To address the bottlenecks and cost issues, the VQA team decided to rearchitect their infrastructure. They made a bold decision to move away from the distributed microservices approach and consolidate all components into a single process, effectively creating a monolithic architecture.

The updated architecture ran within a single Amazon Elastic Container Service (Amazon ECS) task (Azure Container Instance), reducing the need for data transfer across network boundaries.

Maintaining Logical Boundaries

Despite adopting a monolithic deployment, the team carefully maintained logical boundaries within the service. The service’s main components – media conversion, defect detectors, and orchestration – were preserved, allowing for code reuse and a smooth migration to the new architecture.

Consolidating Components: In the initial microservices setup, a separate media conversion service processed video streams, and detectors ran as individual microservices, downloading and processing frames independently from an S3 bucket (Azure Storage).

However, in the monolith approach, all components were housed within a single container, eliminating the need for external data transfer. This allowed for faster processing and reduced the overall cost.

Vertical Scaling: While the microservices architecture allowed horizontal scaling of detectors by creating new microservices, the monolith approach vertically scaled by replicating the entire service when the capacity of a single instance was exceeded.

Each clone of the service was parametrised with a different subset of detectors, enabling the team to handle thousands of streams efficiently.

Insights on Architecture Choices

Context-Driven Decisions

The move from microservices to a monolith was not a blanket endorsement of one architecture over the other but a context-driven decision based on the specific use case.

Microservices and serverless components excel at a high scale, but the team found that their requirements demanded a different approach.

In the case of video monitoring, where thousands of video streams needed real-time analysis, the monolith approach proved more efficient and cost-effective. However, this might not be the case for all applications, and the choice of architecture should be carefully evaluated based on context.

Logical Boundaries vs. Physical Boundaries

A crucial lesson from Amazon Prime Video’s experience is the distinction between logical and physical boundaries in defining a service. Logical boundaries represent the capabilities of a service and should not change based on the deployment approach.

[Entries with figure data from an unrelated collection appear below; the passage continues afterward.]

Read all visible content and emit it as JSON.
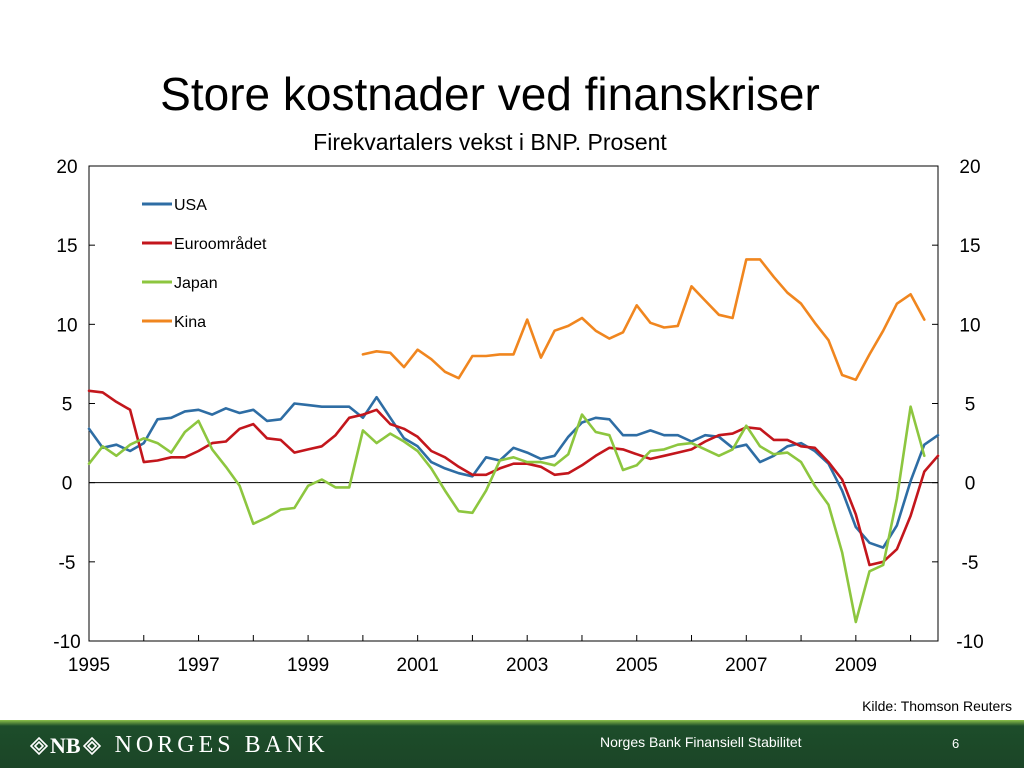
{
  "slide": {
    "title": "Store kostnader ved finanskriser",
    "source": "Kilde: Thomson Reuters",
    "footer_brand": "NORGES BANK",
    "logo_text": "NB",
    "footer_text": "Norges Bank Finansiell Stabilitet",
    "page_number": "6"
  },
  "chart_data": {
    "type": "line",
    "title": "Firekvartalers vekst i BNP. Prosent",
    "ylim": [
      -10,
      20
    ],
    "yticks": [
      20,
      15,
      10,
      5,
      0,
      -5,
      -10
    ],
    "ytick_labels": [
      "20",
      "15",
      "10",
      "5",
      "0",
      "-5",
      "-10"
    ],
    "xlim": [
      1995.0,
      2010.5
    ],
    "xticks": [
      1995,
      1997,
      1999,
      2001,
      2003,
      2005,
      2007,
      2009
    ],
    "xtick_labels": [
      "1995",
      "1997",
      "1999",
      "2001",
      "2003",
      "2005",
      "2007",
      "2009"
    ],
    "x_start": 1995.0,
    "x_step": 0.25,
    "legend_position": "top-left",
    "grid": false,
    "zero_line": true,
    "series": [
      {
        "name": "USA",
        "color": "#2e6da4",
        "start_index": 0,
        "values": [
          3.4,
          2.2,
          2.4,
          2.0,
          2.5,
          4.0,
          4.1,
          4.5,
          4.6,
          4.3,
          4.7,
          4.4,
          4.6,
          3.9,
          4.0,
          5.0,
          4.9,
          4.8,
          4.8,
          4.8,
          4.1,
          5.4,
          4.1,
          2.8,
          2.3,
          1.3,
          0.9,
          0.6,
          0.4,
          1.6,
          1.4,
          2.2,
          1.9,
          1.5,
          1.7,
          2.9,
          3.8,
          4.1,
          4.0,
          3.0,
          3.0,
          3.3,
          3.0,
          3.0,
          2.6,
          3.0,
          2.9,
          2.2,
          2.4,
          1.3,
          1.7,
          2.3,
          2.5,
          2.0,
          1.2,
          -0.5,
          -2.8,
          -3.8,
          -4.1,
          -2.7,
          0.1,
          2.4,
          3.0
        ]
      },
      {
        "name": "Euroområdet",
        "color": "#c3161c",
        "start_index": 0,
        "values": [
          5.8,
          5.7,
          5.1,
          4.6,
          1.3,
          1.4,
          1.6,
          1.6,
          2.0,
          2.5,
          2.6,
          3.4,
          3.7,
          2.8,
          2.7,
          1.9,
          2.1,
          2.3,
          3.0,
          4.1,
          4.3,
          4.6,
          3.7,
          3.4,
          2.9,
          2.0,
          1.6,
          1.0,
          0.5,
          0.5,
          0.9,
          1.2,
          1.2,
          1.0,
          0.5,
          0.6,
          1.1,
          1.7,
          2.2,
          2.1,
          1.8,
          1.5,
          1.7,
          1.9,
          2.1,
          2.6,
          3.0,
          3.1,
          3.5,
          3.4,
          2.7,
          2.7,
          2.3,
          2.2,
          1.3,
          0.2,
          -2.0,
          -5.2,
          -5.0,
          -4.2,
          -2.1,
          0.7,
          1.7
        ]
      },
      {
        "name": "Japan",
        "color": "#8dc63f",
        "start_index": 0,
        "values": [
          1.2,
          2.3,
          1.7,
          2.4,
          2.8,
          2.5,
          1.9,
          3.2,
          3.9,
          2.1,
          1.0,
          -0.2,
          -2.6,
          -2.2,
          -1.7,
          -1.6,
          -0.2,
          0.2,
          -0.3,
          -0.3,
          3.3,
          2.5,
          3.1,
          2.6,
          2.0,
          0.9,
          -0.5,
          -1.8,
          -1.9,
          -0.5,
          1.4,
          1.6,
          1.3,
          1.3,
          1.1,
          1.8,
          4.3,
          3.2,
          3.0,
          0.8,
          1.1,
          2.0,
          2.1,
          2.4,
          2.5,
          2.1,
          1.7,
          2.1,
          3.6,
          2.3,
          1.8,
          1.9,
          1.3,
          -0.2,
          -1.4,
          -4.4,
          -8.8,
          -5.6,
          -5.2,
          -1.0,
          4.8,
          1.7
        ]
      },
      {
        "name": "Kina",
        "color": "#f0861f",
        "start_index": 20,
        "values": [
          8.1,
          8.3,
          8.2,
          7.3,
          8.4,
          7.8,
          7.0,
          6.6,
          8.0,
          8.0,
          8.1,
          8.1,
          10.3,
          7.9,
          9.6,
          9.9,
          10.4,
          9.6,
          9.1,
          9.5,
          11.2,
          10.1,
          9.8,
          9.9,
          12.4,
          11.5,
          10.6,
          10.4,
          14.1,
          14.1,
          13.0,
          12.0,
          11.3,
          10.1,
          9.0,
          6.8,
          6.5,
          8.1,
          9.6,
          11.3,
          11.9,
          10.3
        ]
      }
    ]
  }
}
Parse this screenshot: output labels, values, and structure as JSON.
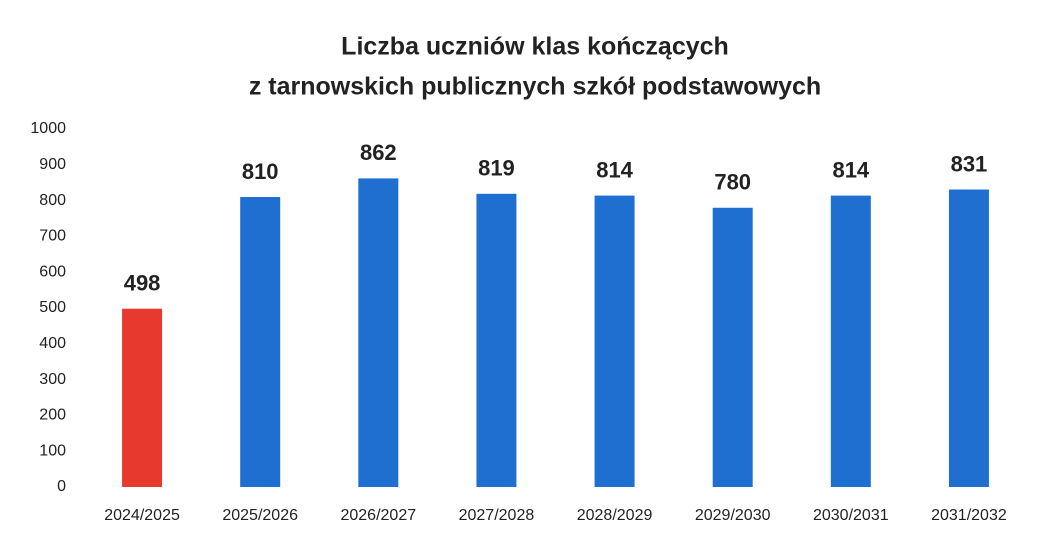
{
  "chart_data": {
    "type": "bar",
    "title": [
      "Liczba uczniów klas kończących",
      "z tarnowskich publicznych szkół podstawowych"
    ],
    "categories": [
      "2024/2025",
      "2025/2026",
      "2026/2027",
      "2027/2028",
      "2028/2029",
      "2029/2030",
      "2030/2031",
      "2031/2032"
    ],
    "values": [
      498,
      810,
      862,
      819,
      814,
      780,
      814,
      831
    ],
    "colors": [
      "#e8392f",
      "#1f6fd1",
      "#1f6fd1",
      "#1f6fd1",
      "#1f6fd1",
      "#1f6fd1",
      "#1f6fd1",
      "#1f6fd1"
    ],
    "ylim": [
      0,
      1000
    ],
    "yticks": [
      0,
      100,
      200,
      300,
      400,
      500,
      600,
      700,
      800,
      900,
      1000
    ],
    "grid": false
  }
}
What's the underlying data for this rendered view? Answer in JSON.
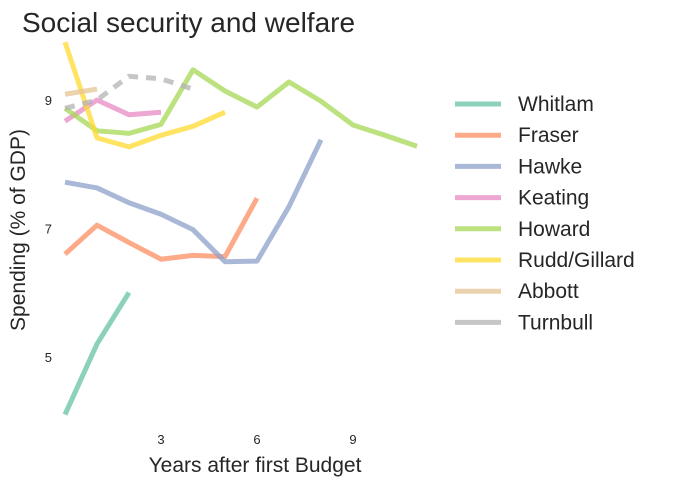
{
  "chart_data": {
    "type": "line",
    "title": "Social security and welfare",
    "xlabel": "Years after first Budget",
    "ylabel": "Spending (% of GDP)",
    "xlim": [
      0,
      11
    ],
    "ylim": [
      4,
      10
    ],
    "xticks": [
      3,
      6,
      9
    ],
    "yticks": [
      5,
      7,
      9
    ],
    "grid": false,
    "legend": "right",
    "series": [
      {
        "name": "Whitlam",
        "color": "#66c2a5",
        "x": [
          0,
          1,
          2
        ],
        "y": [
          4.1,
          5.2,
          6.0
        ]
      },
      {
        "name": "Fraser",
        "color": "#fc8d62",
        "x": [
          0,
          1,
          2,
          3,
          4,
          5,
          6
        ],
        "y": [
          6.6,
          7.05,
          6.78,
          6.52,
          6.58,
          6.56,
          7.47
        ]
      },
      {
        "name": "Hawke",
        "color": "#8da0cb",
        "x": [
          0,
          1,
          2,
          3,
          4,
          5,
          6,
          7,
          8
        ],
        "y": [
          7.72,
          7.63,
          7.4,
          7.22,
          6.98,
          6.48,
          6.49,
          7.34,
          8.38
        ]
      },
      {
        "name": "Keating",
        "color": "#e78ac3",
        "x": [
          0,
          1,
          2,
          3
        ],
        "y": [
          8.67,
          9.0,
          8.77,
          8.81
        ]
      },
      {
        "name": "Howard",
        "color": "#a6d854",
        "x": [
          0,
          1,
          2,
          3,
          4,
          5,
          6,
          7,
          8,
          9,
          10,
          11
        ],
        "y": [
          8.87,
          8.52,
          8.48,
          8.62,
          9.47,
          9.14,
          8.89,
          9.28,
          8.98,
          8.61,
          8.45,
          8.28
        ]
      },
      {
        "name": "Rudd/Gillard",
        "color": "#ffd92f",
        "x": [
          0,
          1,
          2,
          3,
          4,
          5
        ],
        "y": [
          9.9,
          8.41,
          8.27,
          8.45,
          8.59,
          8.81
        ]
      },
      {
        "name": "Abbott",
        "color": "#e5c494",
        "x": [
          0,
          1
        ],
        "y": [
          9.09,
          9.17
        ]
      },
      {
        "name": "Turnbull",
        "color": "#b3b3b3",
        "dashed": true,
        "x": [
          0,
          1,
          2,
          3,
          4
        ],
        "y": [
          8.87,
          9.0,
          9.37,
          9.33,
          9.17
        ]
      }
    ]
  }
}
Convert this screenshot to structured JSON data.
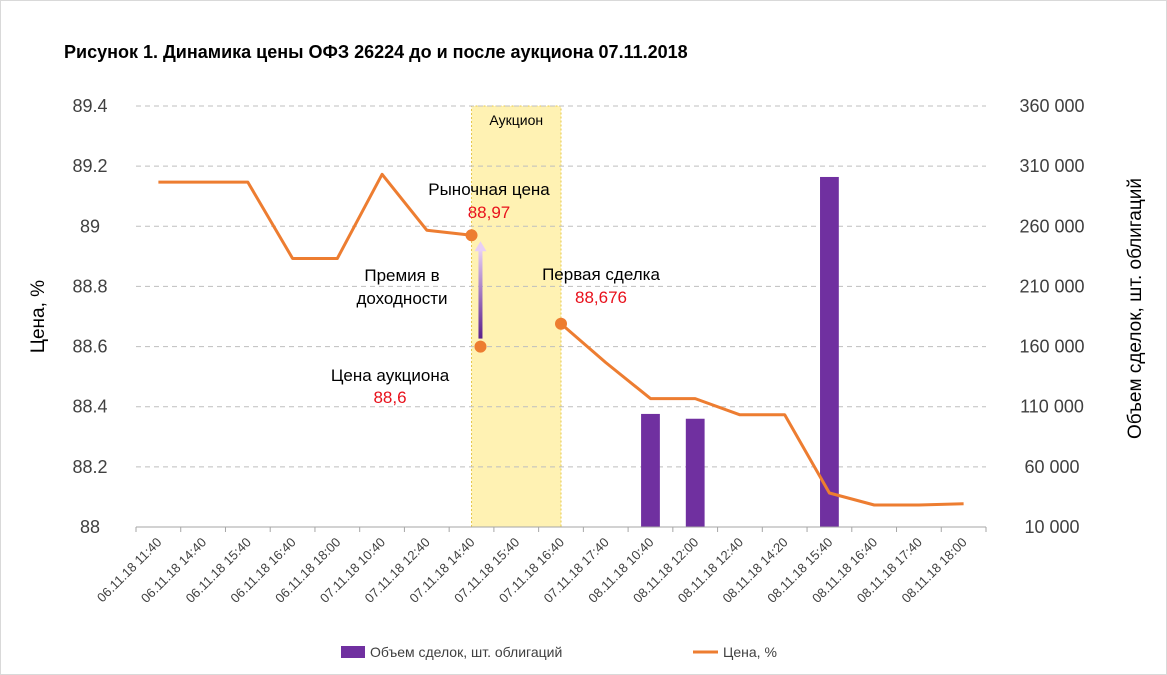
{
  "colors": {
    "bars": "#7030a0",
    "price_line": "#ed7d31",
    "annotation_value": "#e8101b",
    "auction_band": "#fff2b3",
    "auction_band_border": "#e6c84a",
    "grid": "#bfbfbf",
    "arrow_start": "#5b1f8c",
    "arrow_end": "#e8cff5"
  },
  "chart_data": {
    "type": "bar+line",
    "title": "Рисунок 1. Динамика цены ОФЗ 26224 до и после аукциона 07.11.2018",
    "ylabel": "Цена, %",
    "y2label": "Объем сделок, шт. облигаций",
    "ylim": [
      88,
      89.4
    ],
    "y2lim": [
      10000,
      360000
    ],
    "yticks": [
      "89.4",
      "89.2",
      "89",
      "88.8",
      "88.6",
      "88.4",
      "88.2",
      "88"
    ],
    "y2ticks": [
      "360 000",
      "310 000",
      "260 000",
      "210 000",
      "160 000",
      "110 000",
      "60 000",
      "10 000"
    ],
    "grid": true,
    "categories": [
      "06.11.18 11:40",
      "06.11.18 14:40",
      "06.11.18 15:40",
      "06.11.18 16:40",
      "06.11.18 18:00",
      "07.11.18 10:40",
      "07.11.18 12:40",
      "07.11.18 14:40",
      "07.11.18 15:40",
      "07.11.18 16:40",
      "07.11.18 17:40",
      "08.11.18 10:40",
      "08.11.18 12:00",
      "08.11.18 12:40",
      "08.11.18 14:20",
      "08.11.18 15:40",
      "08.11.18 16:40",
      "08.11.18 17:40",
      "08.11.18 18:00"
    ],
    "series": [
      {
        "name": "Объем сделок, шт. облигаций",
        "type": "bar",
        "axis": "right",
        "bars": [
          {
            "category": "08.11.18 10:40",
            "value": 104000
          },
          {
            "category": "08.11.18 12:00",
            "value": 100000
          },
          {
            "category": "08.11.18 15:40",
            "value": 301000
          }
        ]
      },
      {
        "name": "Цена, %",
        "type": "line",
        "axis": "left",
        "points": [
          [
            0.5,
            89.147
          ],
          [
            1.5,
            89.147
          ],
          [
            2.5,
            89.147
          ],
          [
            3.5,
            88.893
          ],
          [
            4.5,
            88.893
          ],
          [
            5.5,
            89.173
          ],
          [
            6.5,
            88.987
          ],
          [
            7.5,
            88.97
          ],
          [
            9.5,
            88.676
          ],
          [
            10.5,
            88.547
          ],
          [
            11.5,
            88.427
          ],
          [
            12.5,
            88.427
          ],
          [
            13.5,
            88.373
          ],
          [
            14.5,
            88.373
          ],
          [
            15.5,
            88.113
          ],
          [
            16.5,
            88.073
          ],
          [
            17.5,
            88.073
          ],
          [
            18.5,
            88.077
          ]
        ]
      }
    ],
    "auction_band": {
      "label": "Аукцион",
      "from": 7.5,
      "to": 9.5
    },
    "annotations": [
      {
        "label": "Рыночная цена",
        "value": "88,97",
        "x": 7.5,
        "y": 88.97
      },
      {
        "label": "Первая сделка",
        "value": "88,676",
        "x": 9.5,
        "y": 88.676
      },
      {
        "label": "Цена аукциона",
        "value": "88,6",
        "x": 7.7,
        "y": 88.6
      },
      {
        "label_lines": [
          "Премия в",
          "доходности"
        ]
      }
    ],
    "legend": {
      "position": "bottom"
    }
  }
}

In Amazon Prime Video’s case, the logical boundary was the service for audio/video quality inspection. This boundary remained intact despite the shift from microservices to a monolith. The physical boundary, on the other hand, changed as components were consolidated into a single process.

Refactoring for Performance Gains

The decision to rearchitect the service was essentially a refactor, not a complete overhaul. By consolidating components, optimising data transfer, and reusing code, the team achieved significant performance gains without rewriting the entire application.

The team decided to move the computationally expensive media conversion process closer to the detectors. While it may have been tempting to cache the conversion results, the in-memory approach proved more cost-effective and faster.

Architectural Trends and Real-World Results

Architectural trends in the industry may change over time. In many cases they are cyclical, and what works best in one scenario may not hold true in another. It is crucial to evaluate architectural decisions based on real-world results and the specific needs of the application.

Microservices, despite their popularity, are not a silver bullet for every use case. They excel in certain scenarios but may introduce unnecessary complexity when applied outside their original context.

It is always a big decision for Amazon CTOs and technical leaders on how to architect their systems. That said, deciding on an architecture to start with should be based on their current needs and not what they think their needs are going to be. This should be followed up with defining their logical boundaries so that physical boundaries don’t become a problem later when they need to change them.